L’épreuve de la maladie se double de difficultés financières. Et que dire de la vie de sanatorium, mélange de caserne et d’asile, qui l’éloigne de Paris où il a ses amis ? La maladie le disloque mais il fait face. Il gardera toute sa vie une amie dont la fidélité ne sera jamais prise en défaut : la fille de Maurice Denis, qui est elle-même peintre sous le pseudonyme de Madeleine Dinès. Elle est la femme du poète Jean Follain. Leurs échanges épistolaires permettent à Lubin de survivre dans des moments particulièrement étouffants. Il est aussi soutenu, entre autres, par André Salmon, Jacques Brenner et Jean Paulhan. Lorsqu’il parvient, pour la première fois, à se faire éditer, il écrit à Madeleine Dinès : « Merci d’avoir fait d’un cadavre un auteur ». En 1947, l’introduction de l’antibiothérapie améliore son état et, à la fin de sa vie, il est accepté dans le Home arménien de Saint-Raphaël mais il faut tout de même, pour qu’il garde sa pension d’indigent, l’intervention d’André Malraux ! Une certaine célébrité due à ses publications en Arménie soviétique lui apporte alors une petite aisance.

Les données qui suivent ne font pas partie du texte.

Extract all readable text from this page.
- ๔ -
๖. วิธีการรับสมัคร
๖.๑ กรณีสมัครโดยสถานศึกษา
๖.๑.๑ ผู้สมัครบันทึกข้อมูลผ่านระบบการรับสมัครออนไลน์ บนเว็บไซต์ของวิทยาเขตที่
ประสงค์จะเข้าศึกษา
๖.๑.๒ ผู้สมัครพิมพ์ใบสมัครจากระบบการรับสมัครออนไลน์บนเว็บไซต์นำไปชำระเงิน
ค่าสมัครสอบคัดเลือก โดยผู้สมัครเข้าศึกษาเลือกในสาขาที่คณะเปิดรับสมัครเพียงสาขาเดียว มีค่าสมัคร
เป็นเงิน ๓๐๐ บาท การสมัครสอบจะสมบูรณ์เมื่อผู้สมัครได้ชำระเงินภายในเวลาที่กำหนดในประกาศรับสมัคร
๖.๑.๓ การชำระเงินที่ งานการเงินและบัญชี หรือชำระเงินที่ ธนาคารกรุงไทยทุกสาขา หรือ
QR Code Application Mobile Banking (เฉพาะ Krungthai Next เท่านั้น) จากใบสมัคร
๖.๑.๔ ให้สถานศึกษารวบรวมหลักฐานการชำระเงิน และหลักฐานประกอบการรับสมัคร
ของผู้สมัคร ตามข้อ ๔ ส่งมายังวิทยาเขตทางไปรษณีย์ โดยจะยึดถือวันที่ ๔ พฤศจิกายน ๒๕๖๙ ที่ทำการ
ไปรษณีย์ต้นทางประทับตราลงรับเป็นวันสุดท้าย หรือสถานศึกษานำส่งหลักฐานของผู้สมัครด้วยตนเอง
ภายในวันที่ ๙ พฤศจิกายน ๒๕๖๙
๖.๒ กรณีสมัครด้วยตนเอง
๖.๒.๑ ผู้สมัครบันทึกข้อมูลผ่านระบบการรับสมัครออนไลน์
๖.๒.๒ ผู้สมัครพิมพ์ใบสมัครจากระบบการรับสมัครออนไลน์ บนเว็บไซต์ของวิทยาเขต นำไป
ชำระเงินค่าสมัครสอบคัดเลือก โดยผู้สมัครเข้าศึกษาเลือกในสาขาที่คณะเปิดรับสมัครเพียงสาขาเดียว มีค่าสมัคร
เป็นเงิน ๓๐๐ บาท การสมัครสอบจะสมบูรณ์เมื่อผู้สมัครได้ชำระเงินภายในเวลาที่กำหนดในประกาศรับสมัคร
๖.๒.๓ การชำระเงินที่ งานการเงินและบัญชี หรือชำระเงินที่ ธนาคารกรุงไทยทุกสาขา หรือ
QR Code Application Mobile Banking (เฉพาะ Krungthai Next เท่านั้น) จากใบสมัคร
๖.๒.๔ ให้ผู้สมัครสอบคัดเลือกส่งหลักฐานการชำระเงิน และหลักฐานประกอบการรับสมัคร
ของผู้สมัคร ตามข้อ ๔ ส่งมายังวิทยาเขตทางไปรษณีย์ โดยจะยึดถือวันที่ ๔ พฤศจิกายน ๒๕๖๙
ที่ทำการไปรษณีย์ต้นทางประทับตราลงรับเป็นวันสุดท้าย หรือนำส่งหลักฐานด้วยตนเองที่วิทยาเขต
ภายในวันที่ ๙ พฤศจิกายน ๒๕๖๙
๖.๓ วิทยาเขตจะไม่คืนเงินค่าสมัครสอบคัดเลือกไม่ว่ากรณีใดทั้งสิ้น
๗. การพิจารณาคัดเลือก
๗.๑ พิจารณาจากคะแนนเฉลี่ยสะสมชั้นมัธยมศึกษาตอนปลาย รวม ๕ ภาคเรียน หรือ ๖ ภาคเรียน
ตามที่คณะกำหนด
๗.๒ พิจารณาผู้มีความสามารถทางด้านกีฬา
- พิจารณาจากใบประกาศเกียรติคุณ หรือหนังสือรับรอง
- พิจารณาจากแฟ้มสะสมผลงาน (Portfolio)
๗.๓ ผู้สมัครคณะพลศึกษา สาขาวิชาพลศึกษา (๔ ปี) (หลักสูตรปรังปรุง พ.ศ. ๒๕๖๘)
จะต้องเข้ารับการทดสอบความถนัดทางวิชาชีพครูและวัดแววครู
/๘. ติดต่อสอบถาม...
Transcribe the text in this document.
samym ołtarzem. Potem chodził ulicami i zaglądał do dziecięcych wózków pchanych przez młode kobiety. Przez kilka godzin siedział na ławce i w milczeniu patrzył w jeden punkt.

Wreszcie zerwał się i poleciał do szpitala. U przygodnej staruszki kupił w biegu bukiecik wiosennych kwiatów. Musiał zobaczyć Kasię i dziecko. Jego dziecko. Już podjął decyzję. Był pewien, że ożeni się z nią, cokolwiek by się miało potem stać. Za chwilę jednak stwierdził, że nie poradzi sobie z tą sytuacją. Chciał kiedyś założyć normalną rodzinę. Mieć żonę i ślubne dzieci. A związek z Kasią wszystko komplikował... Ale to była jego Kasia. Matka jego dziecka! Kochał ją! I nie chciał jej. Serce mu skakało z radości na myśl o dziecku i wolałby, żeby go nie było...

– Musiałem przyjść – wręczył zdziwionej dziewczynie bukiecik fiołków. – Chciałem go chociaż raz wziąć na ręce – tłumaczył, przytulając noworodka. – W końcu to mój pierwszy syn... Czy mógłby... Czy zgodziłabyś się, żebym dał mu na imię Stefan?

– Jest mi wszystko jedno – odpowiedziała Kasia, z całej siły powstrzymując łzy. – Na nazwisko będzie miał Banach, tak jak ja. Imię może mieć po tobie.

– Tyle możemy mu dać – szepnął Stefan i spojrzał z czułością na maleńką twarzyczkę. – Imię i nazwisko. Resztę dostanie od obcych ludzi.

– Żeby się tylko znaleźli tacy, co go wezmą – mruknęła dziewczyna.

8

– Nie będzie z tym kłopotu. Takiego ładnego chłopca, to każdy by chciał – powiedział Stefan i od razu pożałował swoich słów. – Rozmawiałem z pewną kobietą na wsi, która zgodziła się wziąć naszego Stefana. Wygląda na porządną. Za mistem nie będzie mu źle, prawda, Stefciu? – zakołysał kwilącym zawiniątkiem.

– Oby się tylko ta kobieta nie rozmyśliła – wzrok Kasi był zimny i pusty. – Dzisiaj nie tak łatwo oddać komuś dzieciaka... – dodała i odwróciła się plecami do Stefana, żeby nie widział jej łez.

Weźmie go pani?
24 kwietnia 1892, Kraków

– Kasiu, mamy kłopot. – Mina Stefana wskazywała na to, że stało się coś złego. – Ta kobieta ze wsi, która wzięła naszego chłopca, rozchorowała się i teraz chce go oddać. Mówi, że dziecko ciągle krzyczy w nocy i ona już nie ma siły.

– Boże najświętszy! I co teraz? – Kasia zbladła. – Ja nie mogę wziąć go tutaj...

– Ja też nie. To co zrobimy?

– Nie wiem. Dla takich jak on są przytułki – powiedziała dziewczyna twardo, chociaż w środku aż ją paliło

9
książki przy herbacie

Toutefois, le personnage n’est pas qu’un écrivain légitimement plaintif car il figure dans la liste des membres du Collège de ‘Pataphysique et est décoré, en 1957, du titre de « Commandeur Exquis, petit-fils d’Ubu », avec diplôme paraphé par Queneau. Reste donc à (re)lire ses œuvres. Gallimard, dans sa collection « Poésie », a édité en un volume (2005) Le passager clandestin, Sainte Patience et Les hautes terrasses. Dans ces recueils, Lubin n’a pas cherché à se couler dans des modèles classiques : l’écrivain Jacques Brenner parle de vers dont « les bizarreries apparaissent bientôt nécessaires » et qui sont « réguliers dans leur irrégularité même ».
Hélène Gestern, après chaque chapitre consacré à Lubin, évoque son existence avec un cortège de désillusions et de peines mais aussi de joies, lors de rencontres privilégiées. Ce contrepoint explique clairement l’intérêt que manifeste l’écrivaine pour Lubin et permet de comprendre à quel point une osmose s’est produite entre eux. Ce qui les rapproche le plus est, sans doute, la découverte, au cours de la rédaction même de son ouvrage, de l’origine réelle de sa famille qui constituait un non-dit.
Cela n’étonnera guère les lecteurs de son roman Eux sur la photo (2011), évocation de l’enquête d’un personnage appelé Hélène qui cherchait la vérité sur sa mère… Vraisemblablement, ses grands-parents étaient des Souabes de Voïvodine qui connurent, pendant la dernière guerre, exode et exil, pour finir ouvriers agricoles à Mulhouse. Gestern conclut : « Tout comme le génocide est la tache aveugle de l’œuvre française d’Armen Lubin, l’exode de ma mère est le trou noir de son existence. Le lieu de son silence. » L’éloignement, comme pour Lubin, est alors nécessaire : « l’irrespirable silence » a contraint l’auteure à « briser la chaîne des générations » pour ne pas reproduire le malheur. Une profonde solitude est aussi ce qui les rassemble. C’est pourquoi : « Écrire, c’est d’un même geste lui succomber et lui livrer bataille ».